After 50 years of silence, DNA evidence exposed beloved chemistry professor David Kowalski as the killer of 22-year-old Catherine Fitzgerald, ending one of West Virginia’s most haunting cold cases — a shocking revelation that shattered a community’s trust and finally brought long-awaited justice to a grieving family.

West Virginia 1971 cold case solved — arrest shocks community - YouTube

For more than half a century, the quiet hills of Cabell County, West Virginia, carried a secret too dark for anyone to imagine.

In March 1971, 22-year-old Catherine Fitzgerald, an honors student at Marshall University’s satellite campus, was found strangled to death in her dormitory room.

Her textbooks lay open, her coffee cup still warm, and the window unlocked — yet there was no sign of forced entry.

Her death stunned the community, and for decades, her killer eluded justice.

The Fitzgerald case soon became one of West Virginia’s most haunting unsolved crimes.

Investigators in the 1970s followed every lead — a maintenance worker, a jealous ex-boyfriend, even a traveling salesman — but each theory crumbled.

Her parents, Walter and Lorraine Fitzgerald, never gave up.

They lit a candle in her dorm window every year on March 17, hoping the truth would one day return home.

By the mid-1980s, with DNA testing in its infancy, much of the physical evidence from the case was boxed and stored in a courthouse basement in Huntington.

For years, it gathered dust — a forgotten puzzle in a town eager to move on.

Meanwhile, the Fitzgerald family stayed.

Walter retired as a history teacher, while Lorraine volunteered at the local library, her daughter’s smile framed on the circulation desk.

 

West Virginia 1971 cold case solved - arrest shocks the community - YouTube

 

They had no idea the man responsible for their pain was living just two blocks away.

That man was David Kowalski — a respected chemistry professor at Marshall, known for his gentle demeanor and civic involvement.

He was “Citizen of the Year” in 1998, coached Little League, and taught generations of students about ethics in science.

He attended Catherine’s funeral in 1971, offering her parents condolences and even helping organize a campus memorial.

No one suspected the man behind the kind smile was hiding the darkest secret imaginable.

In 2019, a new chapter began.

A cold case unit in Charleston, working with modern genetic genealogy, reopened Catherine’s file.

Among the preserved evidence was a single hair strand found under her fingernail — too small to test decades ago, but intact enough for modern sequencing.

Using a public DNA database, genealogists traced the sample to a distant cousin of Kowalski’s living in Pennsylvania.

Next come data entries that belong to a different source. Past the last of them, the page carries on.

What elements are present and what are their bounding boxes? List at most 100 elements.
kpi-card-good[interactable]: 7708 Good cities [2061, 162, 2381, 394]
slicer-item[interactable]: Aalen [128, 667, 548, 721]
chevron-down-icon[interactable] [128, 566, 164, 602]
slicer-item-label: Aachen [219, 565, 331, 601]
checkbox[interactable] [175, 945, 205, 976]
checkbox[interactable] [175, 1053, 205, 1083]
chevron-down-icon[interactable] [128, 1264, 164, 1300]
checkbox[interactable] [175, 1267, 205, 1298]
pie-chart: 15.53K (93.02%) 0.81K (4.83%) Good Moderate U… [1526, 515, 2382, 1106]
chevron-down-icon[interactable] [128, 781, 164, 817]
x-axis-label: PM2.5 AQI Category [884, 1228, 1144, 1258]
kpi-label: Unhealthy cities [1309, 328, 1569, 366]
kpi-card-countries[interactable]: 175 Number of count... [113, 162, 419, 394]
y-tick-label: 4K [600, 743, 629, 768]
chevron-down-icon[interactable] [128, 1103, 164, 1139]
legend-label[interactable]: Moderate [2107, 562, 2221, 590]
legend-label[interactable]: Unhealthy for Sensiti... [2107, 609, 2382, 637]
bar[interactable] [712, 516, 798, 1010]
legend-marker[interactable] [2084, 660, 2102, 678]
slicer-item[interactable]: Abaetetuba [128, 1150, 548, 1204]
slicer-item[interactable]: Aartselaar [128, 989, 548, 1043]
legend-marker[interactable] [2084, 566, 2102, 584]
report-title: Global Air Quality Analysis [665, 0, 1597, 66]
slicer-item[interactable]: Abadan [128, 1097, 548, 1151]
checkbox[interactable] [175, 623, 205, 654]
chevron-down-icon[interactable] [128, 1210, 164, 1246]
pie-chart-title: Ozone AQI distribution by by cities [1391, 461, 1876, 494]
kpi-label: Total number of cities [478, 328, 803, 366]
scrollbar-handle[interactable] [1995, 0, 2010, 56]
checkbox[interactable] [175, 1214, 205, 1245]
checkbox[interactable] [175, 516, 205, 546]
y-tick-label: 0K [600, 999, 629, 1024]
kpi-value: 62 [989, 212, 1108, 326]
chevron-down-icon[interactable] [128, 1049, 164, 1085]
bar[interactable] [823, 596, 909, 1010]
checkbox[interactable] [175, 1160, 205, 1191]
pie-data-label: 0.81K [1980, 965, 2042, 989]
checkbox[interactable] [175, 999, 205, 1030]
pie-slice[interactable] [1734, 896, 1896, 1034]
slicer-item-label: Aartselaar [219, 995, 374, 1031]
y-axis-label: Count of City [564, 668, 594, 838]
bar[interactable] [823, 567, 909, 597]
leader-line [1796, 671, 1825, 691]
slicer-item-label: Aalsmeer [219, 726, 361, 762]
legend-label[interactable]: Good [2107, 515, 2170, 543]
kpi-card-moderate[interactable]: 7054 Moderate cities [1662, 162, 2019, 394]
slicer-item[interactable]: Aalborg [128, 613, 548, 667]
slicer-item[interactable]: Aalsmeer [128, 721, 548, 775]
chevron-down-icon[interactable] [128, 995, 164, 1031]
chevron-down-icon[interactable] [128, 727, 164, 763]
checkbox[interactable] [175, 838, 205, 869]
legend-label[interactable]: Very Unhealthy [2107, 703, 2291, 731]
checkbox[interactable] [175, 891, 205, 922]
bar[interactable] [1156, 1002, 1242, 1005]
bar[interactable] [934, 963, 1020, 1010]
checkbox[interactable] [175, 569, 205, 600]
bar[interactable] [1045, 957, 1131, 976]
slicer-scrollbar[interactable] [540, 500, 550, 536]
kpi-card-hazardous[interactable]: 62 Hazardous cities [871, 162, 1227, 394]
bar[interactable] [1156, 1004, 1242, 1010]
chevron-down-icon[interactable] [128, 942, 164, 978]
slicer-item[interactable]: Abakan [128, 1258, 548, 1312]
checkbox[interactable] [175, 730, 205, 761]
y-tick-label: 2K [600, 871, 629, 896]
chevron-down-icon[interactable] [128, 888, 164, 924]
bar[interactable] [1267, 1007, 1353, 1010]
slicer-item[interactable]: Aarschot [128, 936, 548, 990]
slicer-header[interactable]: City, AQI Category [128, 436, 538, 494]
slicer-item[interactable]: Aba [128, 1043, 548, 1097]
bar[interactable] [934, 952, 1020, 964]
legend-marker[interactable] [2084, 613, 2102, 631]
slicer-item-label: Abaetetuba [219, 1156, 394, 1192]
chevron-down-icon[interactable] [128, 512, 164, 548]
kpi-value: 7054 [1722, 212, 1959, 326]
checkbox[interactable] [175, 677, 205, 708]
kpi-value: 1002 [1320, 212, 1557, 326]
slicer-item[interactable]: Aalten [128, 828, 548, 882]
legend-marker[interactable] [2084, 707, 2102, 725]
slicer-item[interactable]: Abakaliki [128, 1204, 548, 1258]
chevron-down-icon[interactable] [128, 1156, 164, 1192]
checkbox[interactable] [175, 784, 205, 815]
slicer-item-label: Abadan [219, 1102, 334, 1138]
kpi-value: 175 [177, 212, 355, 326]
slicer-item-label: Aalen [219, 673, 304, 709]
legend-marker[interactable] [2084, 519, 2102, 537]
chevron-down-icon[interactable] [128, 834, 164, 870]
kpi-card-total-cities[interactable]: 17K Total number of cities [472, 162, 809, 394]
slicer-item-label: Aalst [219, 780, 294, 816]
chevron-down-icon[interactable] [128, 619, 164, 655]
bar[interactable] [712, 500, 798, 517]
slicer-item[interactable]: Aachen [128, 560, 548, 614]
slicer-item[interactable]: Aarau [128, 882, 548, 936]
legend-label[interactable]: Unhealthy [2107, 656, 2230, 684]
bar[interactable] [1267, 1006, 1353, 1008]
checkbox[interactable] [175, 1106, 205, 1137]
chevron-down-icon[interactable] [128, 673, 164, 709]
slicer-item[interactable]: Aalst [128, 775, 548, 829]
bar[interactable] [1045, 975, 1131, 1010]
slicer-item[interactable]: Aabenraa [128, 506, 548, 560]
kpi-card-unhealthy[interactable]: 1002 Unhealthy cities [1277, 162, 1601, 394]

When agents compared Kowalski’s DNA, collected discreetly from a discarded coffee cup outside his home, the match was undeniable — a one-in-2.

3 trillion chance.

The arrest on May 22, 2019, stunned Cabell County.

Missouri 2003 cold case solved — arrest shocks community - YouTube

At 76 years old, Kowalski was handcuffed on his front porch as neighbors watched in disbelief.

“He taught my son chemistry,” one woman whispered, trembling.

“He was the kindest man I knew.”

During interrogation, Kowalski remained silent, only stating: “It was never supposed to happen.

” Authorities believe Catherine caught him off guard the night of her murder after discovering evidence of his inappropriate relationship with another student.

What followed was a moment of rage that changed both of their lives forever.

At trial, prosecutors presented overwhelming forensic evidence.

Photographs of Catherine’s dorm, long-sealed reports, and the 2019 DNA match left little doubt.

When the verdict came — guilty of first-degree murder — the courtroom was silent, except for the sound of Lorraine Fitzgerald’s quiet sobbing.

“It’s over,” she whispered.

“Catherine can rest now.”

Kowalski died in prison three months later, never offering a full confession.

But the case left an indelible scar — not just on one family, but on an entire town that had to confront the terrifying truth that monsters can live behind kind eyes and steady voices.

Today, Catherine Fitzgerald’s name is engraved at Marshall University’s Memorial Fountain, alongside the words: “Justice delayed is not justice denied.

After 50 years of silence, the truth finally spoke — and it shattered the illusion of safety that had hidden the monster next door.